Betty, Betty, Betty. Por favor, quero que beba um pouco d’água, só um golinho d’água, não muito, só um golinho!
Ela não respondeu. Tentei por dez minutos. Nada.
Mais saliva se acumulando nos cantos da boca. Limpei os resíduos.
Depois me ergui e puxei a cortina de volta. Encarei as três mulheres.
Saí e falei com a enfermeira no balcão.
Escute, por que nada está sendo feito por aquela mulher no 45-c?
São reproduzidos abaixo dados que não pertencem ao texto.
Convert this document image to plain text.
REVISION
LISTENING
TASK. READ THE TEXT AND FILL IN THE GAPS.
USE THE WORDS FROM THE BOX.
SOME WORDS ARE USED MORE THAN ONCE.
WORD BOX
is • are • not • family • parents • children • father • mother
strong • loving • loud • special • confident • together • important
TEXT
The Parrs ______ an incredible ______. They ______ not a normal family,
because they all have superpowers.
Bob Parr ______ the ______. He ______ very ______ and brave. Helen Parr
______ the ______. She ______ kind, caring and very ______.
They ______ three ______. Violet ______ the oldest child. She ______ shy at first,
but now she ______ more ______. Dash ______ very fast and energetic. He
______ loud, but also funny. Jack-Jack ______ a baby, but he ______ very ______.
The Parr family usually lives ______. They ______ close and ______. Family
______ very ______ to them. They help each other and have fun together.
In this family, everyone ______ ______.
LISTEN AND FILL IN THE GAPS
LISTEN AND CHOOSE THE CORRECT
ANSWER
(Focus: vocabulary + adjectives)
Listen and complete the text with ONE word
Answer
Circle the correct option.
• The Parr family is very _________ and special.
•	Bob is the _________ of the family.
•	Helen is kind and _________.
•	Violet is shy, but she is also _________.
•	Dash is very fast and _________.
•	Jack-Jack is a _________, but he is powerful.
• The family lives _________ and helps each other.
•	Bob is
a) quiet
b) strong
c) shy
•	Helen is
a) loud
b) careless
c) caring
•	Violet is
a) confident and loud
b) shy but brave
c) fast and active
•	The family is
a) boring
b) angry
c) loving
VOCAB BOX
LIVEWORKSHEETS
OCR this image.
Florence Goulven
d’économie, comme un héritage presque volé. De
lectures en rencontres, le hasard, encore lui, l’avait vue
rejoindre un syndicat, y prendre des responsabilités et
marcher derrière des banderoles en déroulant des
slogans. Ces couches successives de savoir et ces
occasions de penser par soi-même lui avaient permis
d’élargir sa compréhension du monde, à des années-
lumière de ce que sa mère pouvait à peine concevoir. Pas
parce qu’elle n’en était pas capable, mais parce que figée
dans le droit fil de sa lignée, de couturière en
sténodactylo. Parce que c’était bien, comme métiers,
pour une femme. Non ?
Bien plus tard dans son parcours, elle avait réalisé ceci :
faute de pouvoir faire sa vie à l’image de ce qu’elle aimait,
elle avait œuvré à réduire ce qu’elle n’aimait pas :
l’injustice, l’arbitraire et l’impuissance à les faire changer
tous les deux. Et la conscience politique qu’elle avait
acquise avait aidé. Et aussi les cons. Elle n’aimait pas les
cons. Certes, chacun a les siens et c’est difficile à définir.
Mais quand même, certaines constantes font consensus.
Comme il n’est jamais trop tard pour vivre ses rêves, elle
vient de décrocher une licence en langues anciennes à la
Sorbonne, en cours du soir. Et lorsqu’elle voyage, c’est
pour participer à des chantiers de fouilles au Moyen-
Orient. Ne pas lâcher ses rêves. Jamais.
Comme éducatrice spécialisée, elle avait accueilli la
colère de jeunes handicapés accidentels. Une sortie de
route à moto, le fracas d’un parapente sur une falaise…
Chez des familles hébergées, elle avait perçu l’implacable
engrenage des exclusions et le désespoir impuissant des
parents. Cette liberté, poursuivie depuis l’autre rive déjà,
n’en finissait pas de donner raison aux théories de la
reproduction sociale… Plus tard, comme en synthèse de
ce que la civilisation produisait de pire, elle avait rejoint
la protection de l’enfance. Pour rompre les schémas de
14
Betty Williams.
Estamos fazendo o que podemos, senhor.
Mas não há ninguém lá!
Fazemos nossos turnos regularmente.
Mas onde estão os médicos? Não vejo nenhum médico.
O médico já esteve com ela, senhor.
Por que a deixam abandonada lá?
Já fizemos o que estava a nosso alcance, senhor.
SENHOR! SENHOR! SENHOR! ESQUEÇA ESSA PALHAÇADA DE SENHOR, ESTÁ BEM? Aposto que seria diferente se fosse o presidente ou o governador ou o prefeito ou algum rico filho da puta, então haveria médicos por toda a parte naquele quarto fazendo alguma coisa! Por que vocês simplesmente os deixam morrer? Que pecado há em ser pobre?
Já lhe disse, senhor, que fizemos TUDO o que podíamos!
Voltarei em duas horas.
É o marido dela?
Vivíamos juntos.
Podemos ficar com seu nome e telefone?
Passei as informações e saí apressado.